El reto de la generación del conocimiento involucra a las universidades, especialmente en nuestro continente, donde las universidades son las instituciones que concentran la mayor parte de la actividad científica y de los investigadores del país.  Lo anterior pone de manifiesto el papel clave que en estos países tienen las universidades en cuanto a las tareas de investigación y la promoción del conocimiento científico y tecnológico. Para el caso de América Latina se estima que más del 80% de las actividades de I&D se lleva a cabo en las universidades, principalmente las públicas. De ahí que el análisis de las estructuras de los sistemas de educación superior y de las condiciones que a su interior estimulan o desestimulan las actividades conducentes a promover la investigación científica y la apropiación del conocimiento tiene una relación directa con las posibilidades de cada país de crear un verdadero Sistema Nacional de Innovación, que le permita elevar sus niveles científico-tecnológicos y mejorar su posición relativa en los mercados abiertos y competitivos que promueven los tratados de libre comercio y el fenómeno de la globalización. Algunas dificultades surgen de las estructuras académicas profesionalizantes, que priorizan la docencia de las profesiones, en detrimento de la investigación.
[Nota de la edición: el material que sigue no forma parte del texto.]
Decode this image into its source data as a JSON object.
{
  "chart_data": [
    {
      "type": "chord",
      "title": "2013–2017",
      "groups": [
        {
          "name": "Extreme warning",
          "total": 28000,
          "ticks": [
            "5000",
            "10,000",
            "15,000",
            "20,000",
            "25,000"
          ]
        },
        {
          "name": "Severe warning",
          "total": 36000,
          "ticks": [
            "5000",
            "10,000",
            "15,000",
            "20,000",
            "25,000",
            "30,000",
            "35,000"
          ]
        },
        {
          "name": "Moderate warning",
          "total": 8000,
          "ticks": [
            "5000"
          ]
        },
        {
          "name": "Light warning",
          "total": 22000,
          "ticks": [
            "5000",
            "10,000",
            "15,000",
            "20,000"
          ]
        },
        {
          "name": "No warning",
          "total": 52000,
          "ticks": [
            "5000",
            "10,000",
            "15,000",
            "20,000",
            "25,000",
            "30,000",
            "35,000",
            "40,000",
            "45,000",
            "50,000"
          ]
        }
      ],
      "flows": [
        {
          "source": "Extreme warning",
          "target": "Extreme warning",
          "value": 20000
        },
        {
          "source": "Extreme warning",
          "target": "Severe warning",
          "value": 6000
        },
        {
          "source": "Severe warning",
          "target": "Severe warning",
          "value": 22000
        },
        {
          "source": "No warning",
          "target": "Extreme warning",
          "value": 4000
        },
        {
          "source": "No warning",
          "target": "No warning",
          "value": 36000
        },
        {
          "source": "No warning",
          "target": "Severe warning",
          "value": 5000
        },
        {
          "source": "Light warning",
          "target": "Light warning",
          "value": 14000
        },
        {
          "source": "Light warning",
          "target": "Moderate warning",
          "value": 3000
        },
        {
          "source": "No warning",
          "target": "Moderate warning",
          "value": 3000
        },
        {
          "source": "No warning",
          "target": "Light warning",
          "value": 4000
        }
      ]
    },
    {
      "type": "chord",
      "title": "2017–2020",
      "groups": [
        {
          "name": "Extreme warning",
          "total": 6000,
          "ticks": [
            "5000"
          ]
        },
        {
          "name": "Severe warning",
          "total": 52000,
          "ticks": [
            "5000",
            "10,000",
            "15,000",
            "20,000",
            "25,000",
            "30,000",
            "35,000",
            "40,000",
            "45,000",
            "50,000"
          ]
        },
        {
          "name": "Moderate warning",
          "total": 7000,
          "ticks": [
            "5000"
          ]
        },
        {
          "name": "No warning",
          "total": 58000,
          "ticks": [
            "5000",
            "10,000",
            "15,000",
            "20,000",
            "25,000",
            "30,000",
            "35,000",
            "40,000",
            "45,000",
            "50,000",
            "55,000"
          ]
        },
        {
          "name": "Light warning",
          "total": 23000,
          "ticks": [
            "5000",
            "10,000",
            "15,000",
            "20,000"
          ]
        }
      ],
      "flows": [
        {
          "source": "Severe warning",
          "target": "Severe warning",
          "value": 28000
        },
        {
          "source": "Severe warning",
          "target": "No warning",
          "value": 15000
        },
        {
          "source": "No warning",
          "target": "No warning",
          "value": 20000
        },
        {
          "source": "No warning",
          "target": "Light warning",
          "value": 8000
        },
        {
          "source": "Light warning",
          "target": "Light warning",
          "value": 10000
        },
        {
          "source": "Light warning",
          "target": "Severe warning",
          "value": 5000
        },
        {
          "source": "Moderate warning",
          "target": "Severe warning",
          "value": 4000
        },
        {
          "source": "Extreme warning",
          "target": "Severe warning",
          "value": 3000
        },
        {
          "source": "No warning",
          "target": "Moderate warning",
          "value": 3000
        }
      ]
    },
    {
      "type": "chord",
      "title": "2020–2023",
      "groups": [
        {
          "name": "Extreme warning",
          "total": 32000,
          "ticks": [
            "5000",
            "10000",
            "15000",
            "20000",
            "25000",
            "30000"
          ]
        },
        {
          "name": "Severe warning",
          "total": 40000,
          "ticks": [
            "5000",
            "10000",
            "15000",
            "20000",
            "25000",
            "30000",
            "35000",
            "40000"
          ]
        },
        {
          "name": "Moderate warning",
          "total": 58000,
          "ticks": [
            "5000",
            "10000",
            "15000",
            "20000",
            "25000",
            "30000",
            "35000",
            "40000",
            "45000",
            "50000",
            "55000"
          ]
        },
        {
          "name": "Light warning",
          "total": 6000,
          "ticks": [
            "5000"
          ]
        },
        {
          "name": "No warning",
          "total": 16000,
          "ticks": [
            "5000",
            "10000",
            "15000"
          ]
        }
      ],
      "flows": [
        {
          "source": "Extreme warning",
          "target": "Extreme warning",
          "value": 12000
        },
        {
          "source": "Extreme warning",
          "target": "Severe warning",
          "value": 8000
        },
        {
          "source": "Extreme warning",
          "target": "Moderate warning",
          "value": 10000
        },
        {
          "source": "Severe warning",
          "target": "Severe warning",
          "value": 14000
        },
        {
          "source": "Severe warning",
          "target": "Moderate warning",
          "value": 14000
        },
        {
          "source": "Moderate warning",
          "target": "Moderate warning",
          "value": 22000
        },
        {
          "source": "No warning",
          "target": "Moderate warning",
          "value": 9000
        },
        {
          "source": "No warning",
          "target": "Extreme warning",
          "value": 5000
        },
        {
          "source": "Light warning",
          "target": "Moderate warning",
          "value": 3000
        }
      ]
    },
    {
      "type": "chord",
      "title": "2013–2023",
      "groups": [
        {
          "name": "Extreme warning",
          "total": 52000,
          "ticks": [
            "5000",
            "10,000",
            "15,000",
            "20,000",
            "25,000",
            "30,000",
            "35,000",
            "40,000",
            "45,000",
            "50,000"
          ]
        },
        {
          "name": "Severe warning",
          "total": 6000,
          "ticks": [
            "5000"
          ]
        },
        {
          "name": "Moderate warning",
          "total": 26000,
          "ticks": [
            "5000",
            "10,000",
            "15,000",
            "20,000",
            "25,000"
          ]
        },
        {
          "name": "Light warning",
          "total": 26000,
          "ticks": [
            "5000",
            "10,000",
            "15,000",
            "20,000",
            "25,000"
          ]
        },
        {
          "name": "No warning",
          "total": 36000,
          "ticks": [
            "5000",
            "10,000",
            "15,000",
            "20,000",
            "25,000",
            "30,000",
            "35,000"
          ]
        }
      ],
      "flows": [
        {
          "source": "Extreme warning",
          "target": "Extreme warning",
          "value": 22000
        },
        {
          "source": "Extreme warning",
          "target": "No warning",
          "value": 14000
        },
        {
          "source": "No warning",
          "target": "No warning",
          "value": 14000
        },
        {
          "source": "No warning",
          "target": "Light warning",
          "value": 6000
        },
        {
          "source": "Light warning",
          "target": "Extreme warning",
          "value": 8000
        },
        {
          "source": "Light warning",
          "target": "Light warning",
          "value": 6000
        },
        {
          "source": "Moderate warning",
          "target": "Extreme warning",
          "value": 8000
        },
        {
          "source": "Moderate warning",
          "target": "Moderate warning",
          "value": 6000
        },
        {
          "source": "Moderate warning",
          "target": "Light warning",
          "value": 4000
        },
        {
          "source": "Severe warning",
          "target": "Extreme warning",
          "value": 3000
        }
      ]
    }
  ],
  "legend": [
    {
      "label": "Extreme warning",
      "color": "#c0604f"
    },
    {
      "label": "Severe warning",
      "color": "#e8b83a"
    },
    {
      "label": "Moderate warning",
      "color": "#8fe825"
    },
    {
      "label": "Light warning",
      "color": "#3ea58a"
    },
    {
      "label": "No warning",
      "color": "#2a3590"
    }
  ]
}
Desde que don Andrés Bello diseñó la estructura académica de la Universidad de Chile, siguiendo el modelo napoleónico, las primeras críticas se hicieron sentir, como fue la de Valentín Letelier, quien señaló que la nueva Universidad estaba “perfectamente diseñada para formar hombres de profesión e impedir que se formaran hombres de ciencia”.

Es importante promover una relación más estrecha y de mutuo beneficio entre los sectores universitarios y los sectores productivos.  Existe en la actualidad, en varios países latinoamericanos, un total divorcio entre ambos sectores y un recíproco desconocimiento. Generalmente el sector productivo e industrial ignora el trabajo que en el campo de la investigación y de sus posibles aplicaciones tecnológicas llevan a cabo las universidades. Este sector vive a expensas de tecnologías importadas, en las cuales deposita toda su confianza.  Además, el aparato productivo, que genera y exporta fundamentalmente materias primas no elaboradas, no demanda tecnologías avanzadas o sofisticadas. Suelen predominar, entre los representantes del sector empresarial, apreciaciones negativas en relación a la calidad de la enseñanza y la investigación universitarias. Por otra parte, perciben que la poca investigación que realizan no tiene mucho que ver con el incremento de la productividad de sus empresas.  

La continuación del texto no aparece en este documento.